PHILADELPHIA (KYW Newsradio) — Public art is being used in Philadelphia to address the issue of urban heat.
Several prominent Philadelphia organizations are partnering to bring attention to the importance of urban trees, through an art program called Heat Response.
"Heat Response is a two-year public art initiative where we look to understand and amplify the lived experiences of people who are really on the frontlines of the number one killer of climate change, which is urban heat," said Owen Franklin, Pennsylvania state director of the Trust for Public Land.
“We have partnered with a team of artists working in three different neighborhoods across Philadelphia, who are facilitating conversations with residents to understand how they experience urban heat and then using art to reflect that experience back to additional residents, to policymakers to budget managers, so that we all have more information that we need to craft effective solutions for addressing them.”
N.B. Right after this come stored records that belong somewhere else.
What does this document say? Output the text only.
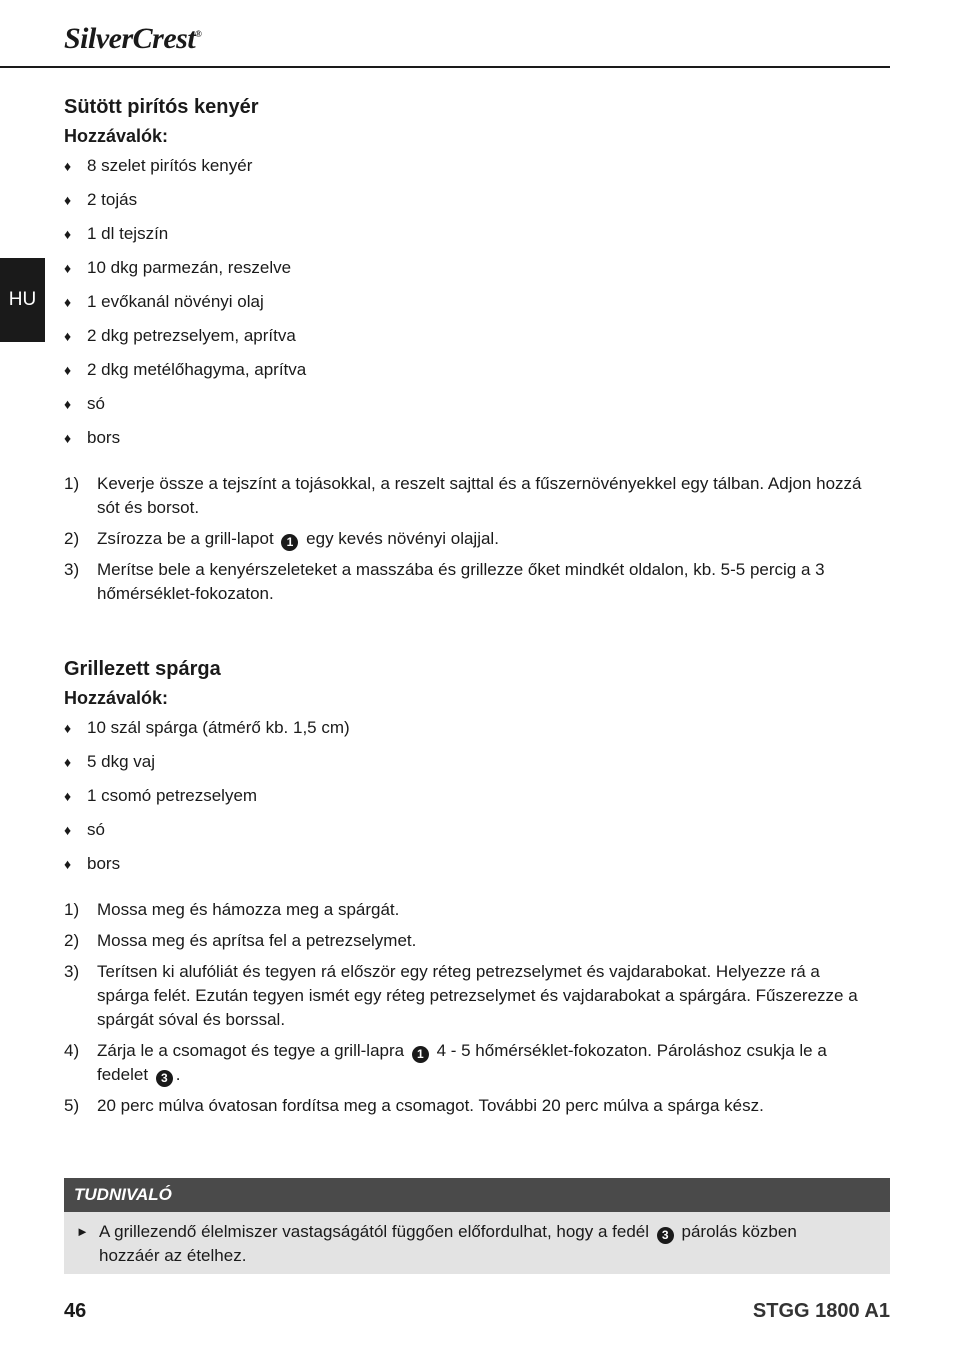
SilverCrest®
HU
Sütött pirítós kenyér
Hozzávalók:
♦ 8 szelet pirítós kenyér
♦ 2 tojás
♦ 1 dl tejszín
♦ 10 dkg parmezán, reszelve
♦ 1 evőkanál növényi olaj
♦ 2 dkg petrezselyem, aprítva
♦ 2 dkg metélőhagyma, aprítva
♦ só
♦ bors
1)	Keverje össze a tejszínt a tojásokkal, a reszelt sajttal és a fűszernövényekkel egy tálban. Adjon hozzá sót és borsot.
2)	Zsírozza be a grill-lapot 1 egy kevés növényi olajjal.
3)	Merítse bele a kenyérszeleteket a masszába és grillezze őket mindkét oldalon, kb. 5-5 percig a 3 hőmérséklet-fokozaton.
Grillezett spárga
Hozzávalók:
♦ 10 szál spárga (átmérő kb. 1,5 cm)
♦ 5 dkg vaj
♦ 1 csomó petrezselyem
♦ só
♦ bors
1)	Mossa meg és hámozza meg a spárgát.
2)	Mossa meg és aprítsa fel a petrezselymet.
3)	Terítsen ki alufóliát és tegyen rá először egy réteg petrezselymet és vajdarabokat. Helyezze rá a spárga felét. Ezután tegyen ismét egy réteg petrezselymet és vajdarabokat a spárgára. Fűszerezze a spárgát sóval és borssal.
4)	Zárja le a csomagot és tegye a grill-lapra 1 4 - 5 hőmérséklet-fokozaton. Pároláshoz csukja le a fedelet 3 .
5)	20 perc múlva óvatosan fordítsa meg a csomagot. További 20 perc múlva a spárga kész.
TUDNIVALÓ
► A grillezendő élelmiszer vastagságától függően előfordulhat, hogy a fedél 3 párolás közben hozzáér az ételhez.
46	STGG 1800 A1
Julianne Schrader Ortega, the Pennsylvania Horticultural Society's chief of healthy neighborhoods, said the goal is to inform people about the importance of the city's tree canopy through public art.
"We're inviting other people in and welcoming people into these conversations and building connections with folks in ways that we may not be able to do through inviting people out to a tree planting a neighborhood," she said.
Linda Fernandez of Amber Art and Design is among the artists gathering information that will be presented through public art:
"One of the things that we learned through this process is that the practice of redlining has had a huge impact on how we live today in our city," she said.
As Franklin explained, it'll be up to the artists to get some important messages across.
"A neighborhood just a mile away from another one might have a difference of 15 degrees in temperature ... art can do that in a way that a data-heavy document might not," he said.
"Art provides a way to move people and to create emotional connections and shared connections and shared languages," added Kelly Schindler, with the Pew Center for Arts and Heritage. "Data and policy and other types of strategies might not work in the same way."